Jakub Ślusarek: Z biegiem czasu grało mi się coraz lepiej
W niedzielnym spotkaniu Comarch Cracovia uległa przed własną publicznością EC Będzin Zagłębiu Sosnowiec 0:2. W tym spotkaniu debiut zaliczył wychowanek Pasów, Jakub Ślusarek, który podzielił się z nami swoimi wrażeniami.
Kuba, jakie są Twoje wrażenia po swoim pierwszym spotkaniu w Tauron Hokej Lidze?
Przed meczem nie odczuwałem stresu dopóki, dopóty nie wyszedłem przed szatnię i nie poczułem atmosfery lodowiska. Pierwsze minuty na lodzie były trudne - czułem lekki stres związany z presją Kibiców. Aczkolwiek z biegiem czasu grało mi się coraz lepiej. Szkoda wyniku, bo przegraliśmy 0:2. Uważam jednak, że dałem radę. Dziękuję trenerowi Markowi Ziętarze, że mogłem otrzymać szansę i teraz pozostaje mi pracować na kolejne.

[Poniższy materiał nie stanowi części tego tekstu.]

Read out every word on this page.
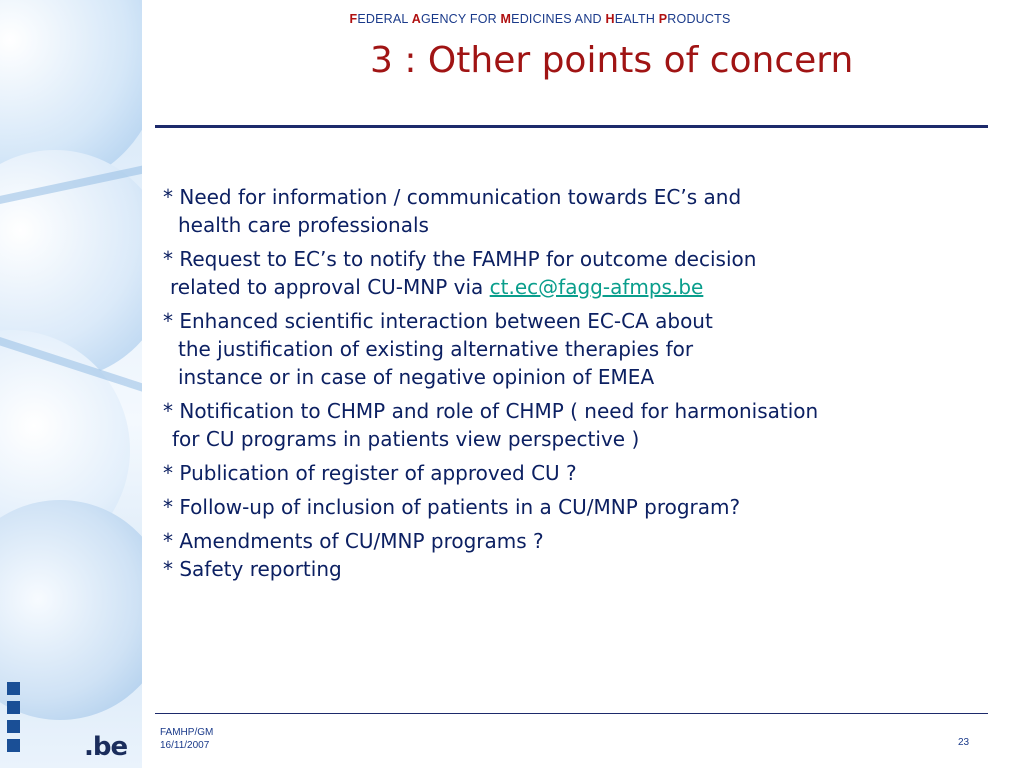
.be
FEDERAL AGENCY FOR MEDICINES AND HEALTH PRODUCTS
3 : Other points of concern
* Need for information / communication towards EC’s and
health care professionals
* Request to EC’s to notify the FAMHP for outcome decision
related to approval CU-MNP via ct.ec@fagg-afmps.be
* Enhanced scientific interaction between EC-CA about
the justification of existing alternative therapies for
instance or in case of negative opinion of EMEA
* Notification to CHMP and role of CHMP ( need for harmonisation
for CU programs in patients view perspective )
* Publication of register of approved CU ?
* Follow-up of inclusion of patients in a CU/MNP program?
* Amendments of CU/MNP programs ?
* Safety reporting
FAMHP/GM
16/11/2007	23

Z pewnością dodatkowym smaczkiem debiutu było to, że mogłeś wystąpić przy pełnych trybunach...
Na pewno, bo jednak to było jedno z moich marzeń z dzieciństwa. Od zawsze przychodziłem tutaj na mecze, a zawodnicy Pasów byli moimi idolami. Zawsze oglądałem te mecze z pasją i marzyłem, aby kiedyś zadebiutować w koszulce Cracovii. Pełna hala na pewno sprawiła, że ten dzień stał się dla mnie jeszcze bardziej wyjątkowy.
Jak ocenisz dzisiejszy mecz?
Sosnowiec był dziś skuteczniejszym zespołem od nas. Nie mogliśmy klarownych sytuacji z przodu, a jednak samą defensywą nie wygrywa się spotkań.
Latem mówiłeś, że jednym z Twoich celów był debiut na poziomie THL. Udało Ci się to zrealizować, jakie więc są kolejne kroki?
Na pewno chciałbym zajść gdzieś wyżej zarówno pierwszym zespołem, jak i drużyną na co dzień grającą na poziomie Młodzieżowej Hokej Ligi, gdyż obydwie ekipy mają duży potencjał. Myślę, że to taki ogólny cel. Osobiście z kolei marzy mi się gol zdobyty w pierwszym zespole. Będę robił wszystko, aby te krótkoterminowe założenia osiągnąć.